I assume that the switch is spdt, not spdt-center off.
When the switch is in one position, the anode and terminal 85 are hooked to ignition power.
But, when you switch it the other way, you ground those two terminals.....Why?
OK, just looked at that switch again, and I realized it must be a lighted switch. The way you show it is OK, but just a little misleading.
I am guessing now, its a spst. Not spdt. Makes a little more sense.
Remember, you do not know what is in those LEDs.
Since they run on direct 12 volt, and will compensate for voltage fluctuation, they do not have simple resistors inline.
As you discovered, that will not work.
When I build a 12 LED setup for someone, depending on who I am building it for, I may get creative.
They make LED driver chips that will take a wide variety of voltages in and output the correct voltage and currant for the LED you are using.
I often use one of those with a full wave diode bridge.
By using one of those, it does not matter which way they hook it up, the polarity will always be correct.
When you turn the switch off, of course, you are going to reverse bias the LED and blow it if its not protected.

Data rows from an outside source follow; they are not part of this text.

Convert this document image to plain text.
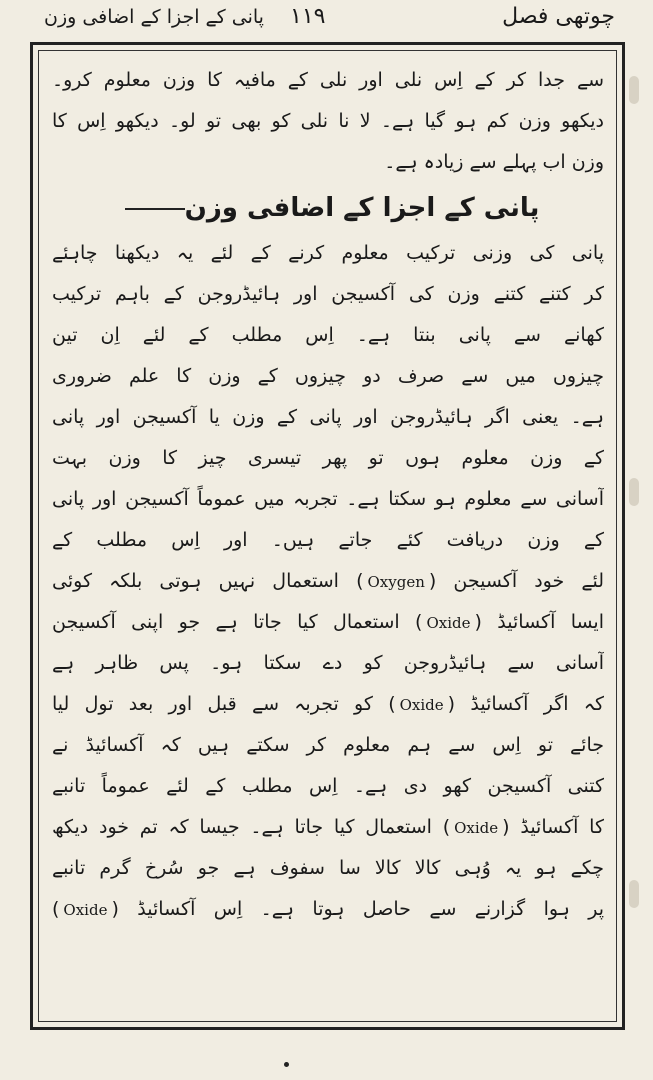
چوتھی فصل
۱۱۹
پانی کے اجزا کے اضافی وزن
سے جدا کر کے اِس نلی اور نلی کے مافیہ کا وزن معلوم کرو۔
دیکھو وزن کم ہو گیا ہے۔ لا نا نلی کو بھی تو لو۔ دیکھو اِس کا
وزن اب پہلے سے زیادہ ہے۔
پانی کے اجزا کے اضافی وزن
پانی کی وزنی ترکیب معلوم کرنے کے لئے یہ دیکھنا چاہئے
کر کتنے کتنے وزن کی آکسیجن اور ہائیڈروجن کے باہم ترکیب
کھانے سے پانی بنتا ہے۔ اِس مطلب کے لئے اِن تین
چیزوں میں سے صرف دو چیزوں کے وزن کا علم ضروری
ہے۔ یعنی اگر ہائیڈروجن اور پانی کے وزن یا آکسیجن اور پانی
کے وزن معلوم ہوں تو پھر تیسری چیز کا وزن بہت
آسانی سے معلوم ہو سکتا ہے۔ تجربہ میں عموماً آکسیجن اور پانی
کے وزن دریافت کئے جاتے ہیں۔ اور اِس مطلب کے
لئے خود آکسیجن (Oxygen) استعمال نہیں ہوتی بلکہ کوئی
ایسا آکسائیڈ (Oxide) استعمال کیا جاتا ہے جو اپنی آکسیجن
آسانی سے ہائیڈروجن کو دے سکتا ہو۔ پس ظاہر ہے
کہ اگر آکسائیڈ (Oxide) کو تجربہ سے قبل اور بعد تول لیا
جائے تو اِس سے ہم معلوم کر سکتے ہیں کہ آکسائیڈ نے
کتنی آکسیجن کھو دی ہے۔ اِس مطلب کے لئے عموماً تانبے
کا آکسائیڈ (Oxide) استعمال کیا جاتا ہے۔ جیسا کہ تم خود دیکھ
چکے ہو یہ وُہی کالا کالا سا سفوف ہے جو سُرخ گرم تانبے
پر ہوا گزارنے سے حاصل ہوتا ہے۔ اِس آکسائیڈ (Oxide)
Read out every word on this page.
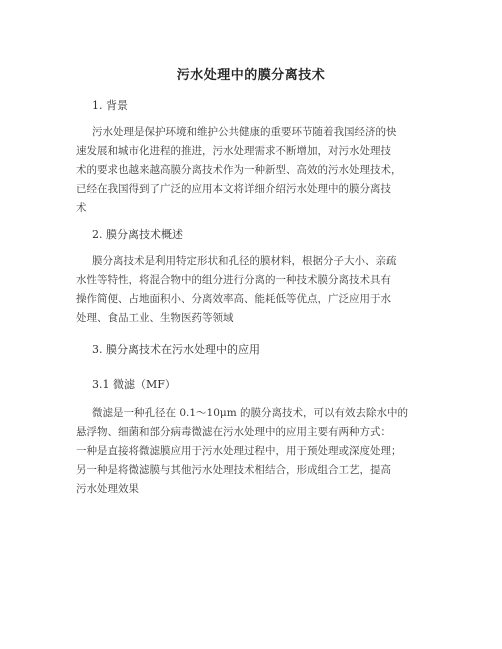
污水处理中的膜分离技术
1. 背景
污水处理是保护环境和维护公共健康的重要环节随着我国经济的快
速发展和城市化进程的推进，污水处理需求不断增加，对污水处理技
术的要求也越来越高膜分离技术作为一种新型、高效的污水处理技术，
已经在我国得到了广泛的应用本文将详细介绍污水处理中的膜分离技
术
2. 膜分离技术概述
膜分离技术是利用特定形状和孔径的膜材料，根据分子大小、亲疏
水性等特性，将混合物中的组分进行分离的一种技术膜分离技术具有
操作简便、占地面积小、分离效率高、能耗低等优点，广泛应用于水
处理、食品工业、生物医药等领域
3. 膜分离技术在污水处理中的应用
3.1 微滤（MF）
微滤是一种孔径在 0.1～10μm 的膜分离技术，可以有效去除水中的
悬浮物、细菌和部分病毒微滤在污水处理中的应用主要有两种方式：
一种是直接将微滤膜应用于污水处理过程中，用于预处理或深度处理；
另一种是将微滤膜与其他污水处理技术相结合，形成组合工艺，提高
污水处理效果
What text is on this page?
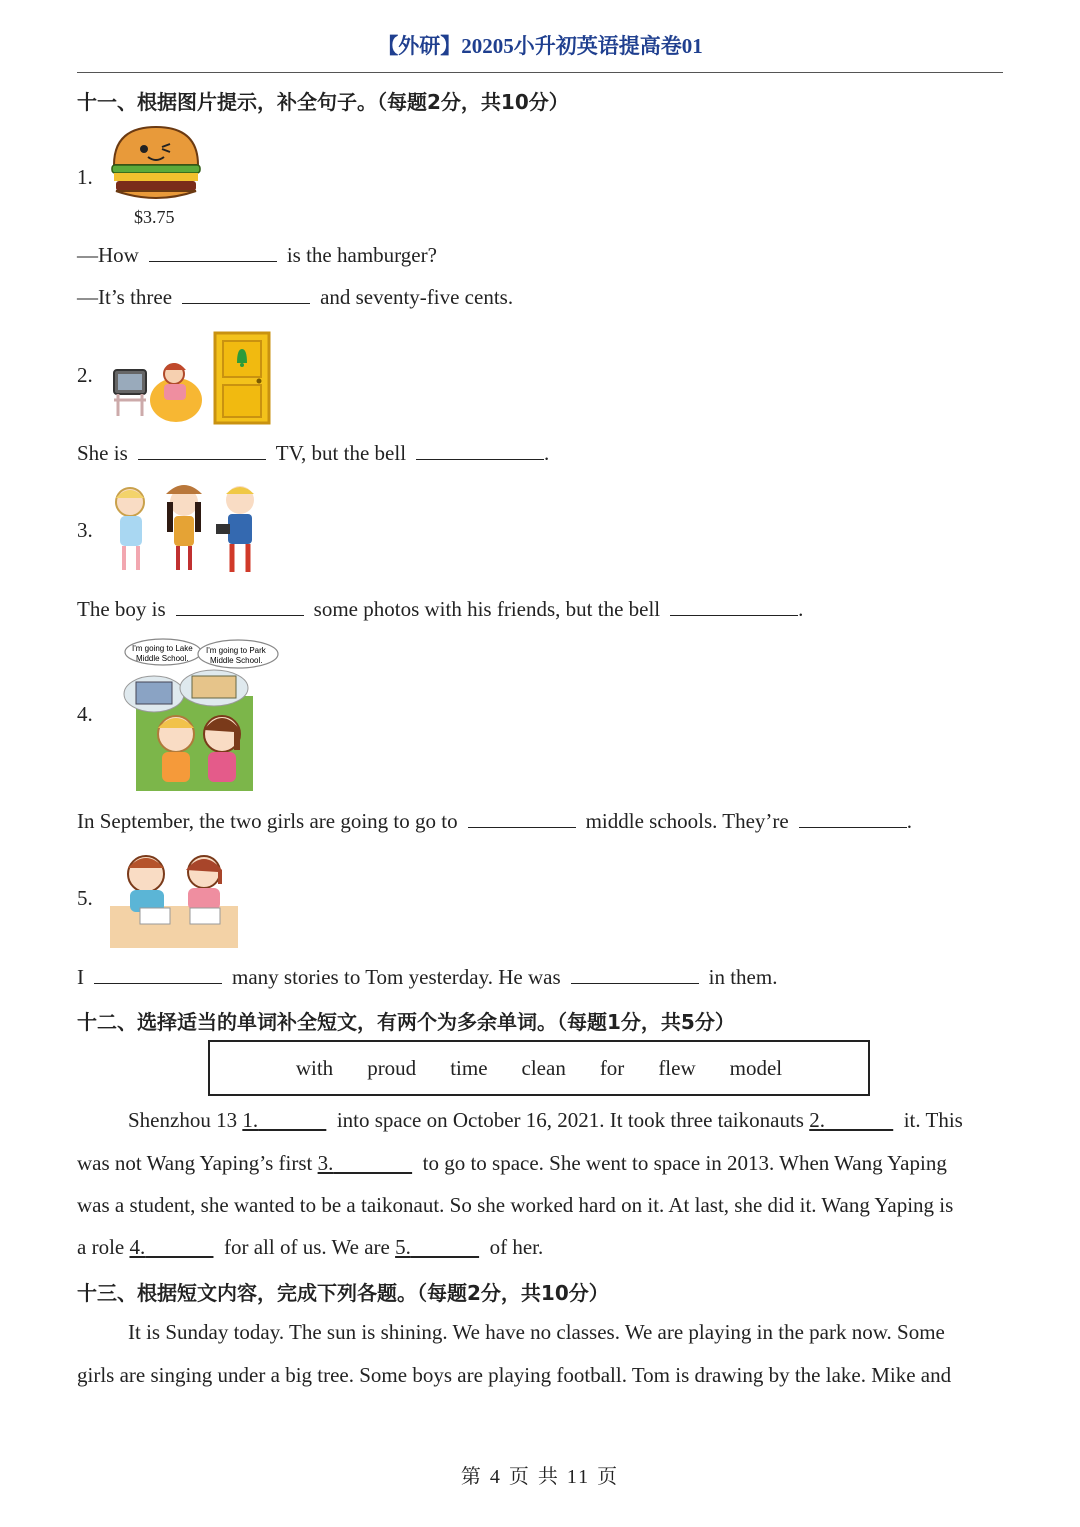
【外研】20205小升初英语提高卷01
十一、根据图片提示，补全句子。（每题2分，共10分）
1.
$3.75
—How	is the hamburger?
—It’s three	and seventy-five cents.
2.
She is	TV, but the bell	.
3.
The boy is	some photos with his friends, but the bell	.
4.
I'm going to Lake
Middle School.
I'm going to Park
Middle School.
In September, the two girls are going to go to	middle schools. They’re	.
5.
I	many stories to Tom yesterday. He was	in them.
十二、选择适当的单词补全短文，有两个为多余单词。（每题1分，共5分）
with proud time clean for flew model
Shenzhou 13 1.	into space on October 16, 2021. It took three taikonauts 2.	it. This
was not Wang Yaping’s first 3.	to go to space. She went to space in 2013. When Wang Yaping
was a student, she wanted to be a taikonaut. So she worked hard on it. At last, she did it. Wang Yaping is
a role 4.	for all of us. We are 5.	of her.
十三、根据短文内容，完成下列各题。（每题2分，共10分）
It is Sunday today. The sun is shining. We have no classes. We are playing in the park now. Some
girls are singing under a big tree. Some boys are playing football. Tom is drawing by the lake. Mike and
第 4 页 共 11 页
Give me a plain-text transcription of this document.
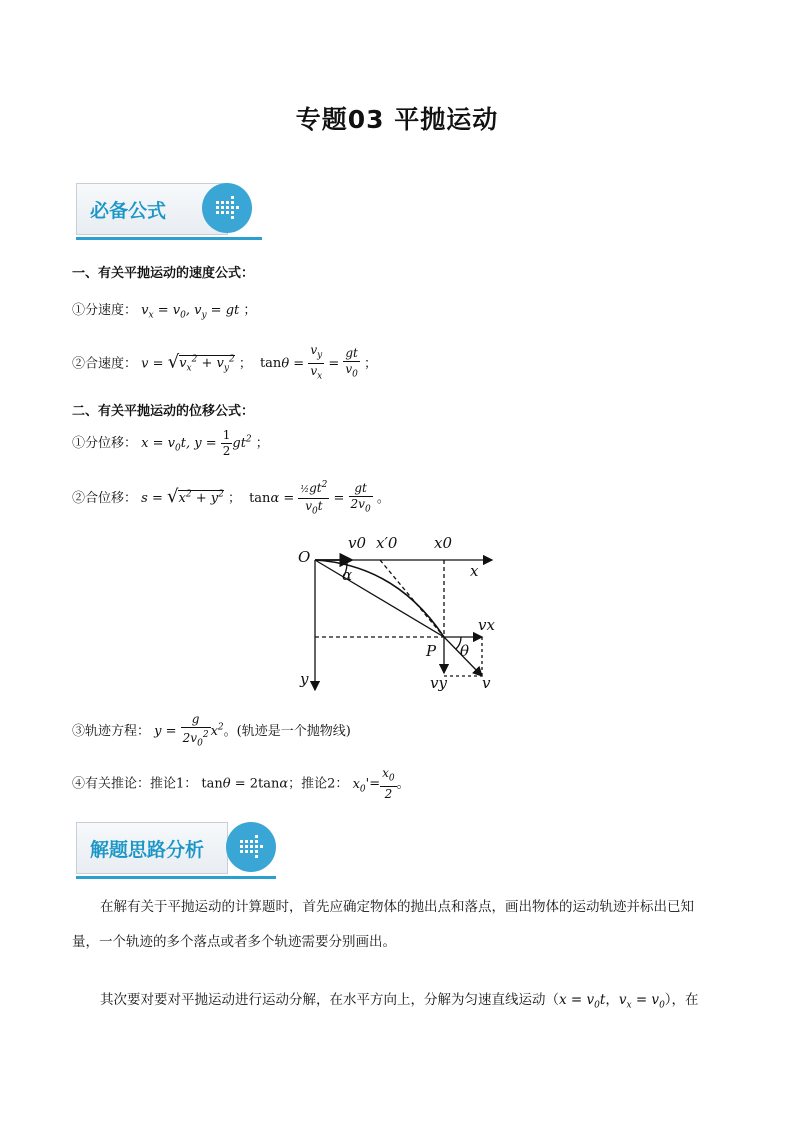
专题03 平抛运动
必备公式
一、有关平抛运动的速度公式：
①分速度： $v_x = v_0$, $v_y$ = gt ；
②合速度： $v = √v_x^2 + v_y^2$ ； $\tan\theta = \frac{v_y}{v_x} = \frac{gt}{v_0}$ ；
二、有关平抛运动的位移公式：
①分位移： $x = v_0t$, $y = \frac{1}{2} gt^2$ ；
②合位移： $s = √x^2 + y^2$ ； $\tan\alpha = \frac{\frac{1}{2}gt^2}{v_0t} = \frac{gt}{2v_0}$ 。
O
v0 x′0 x0
x
α
P θ
vx
vy v
y
③轨迹方程： $y = \frac{g}{2v_0^2} x^2$。(轨迹是一个抛物线)
④有关推论：推论1： tanθ = 2tanα；推论2： $x_0'= \frac{x_0}{2}$ 。
解题思路分析
在解有关于平抛运动的计算题时，首先应确定物体的抛出点和落点，画出物体的运动轨迹并标出已知
量，一个轨迹的多个落点或者多个轨迹需要分别画出。
其次要对要对平抛运动进行运动分解，在水平方向上，分解为匀速直线运动（$x = v_0t$，$v_x = v_0$），在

The LED has to see a voltage DIFFERENCE across it in the correct direction to light up.
When the switch is on, but the coolant switch is off, the LED is seeing 12 volts on both sides of it.
Ignition switched 12v on one side, and 12 volt through the fan from the terminal block on the other.
What you have created here is the equivalent of a ground loop.
Remember I mentioned those terminal strips needed to be copper?
What is happening here is that something on the positive strip is drawing current, and there is enough resistance either in the block, or somewhere between it and the battery to cause a voltage drop.
So that the ignition 12 source is a volt or two higher than the terminal strip.
Which lights up the diode.
Or the fan rotating is generating voltage and back feeding the strip.
There are so many possibilities here, I'm not sure I can isolate the correct one without being there.
If you have a multimeter, and want to get to the bottom of this, let me know and I can probably talk you through some measurements that will solve it.
Its been a really long day, and I fell asleep twice typing this, so if it isn't clear, let me know and I will try to fix it tomorrow.
J.
I went from zero to functional - Granted, in a non-educated manner, which will (and has) presented flaws in the overall design.
" but the contents of this thread transcend it's humble title.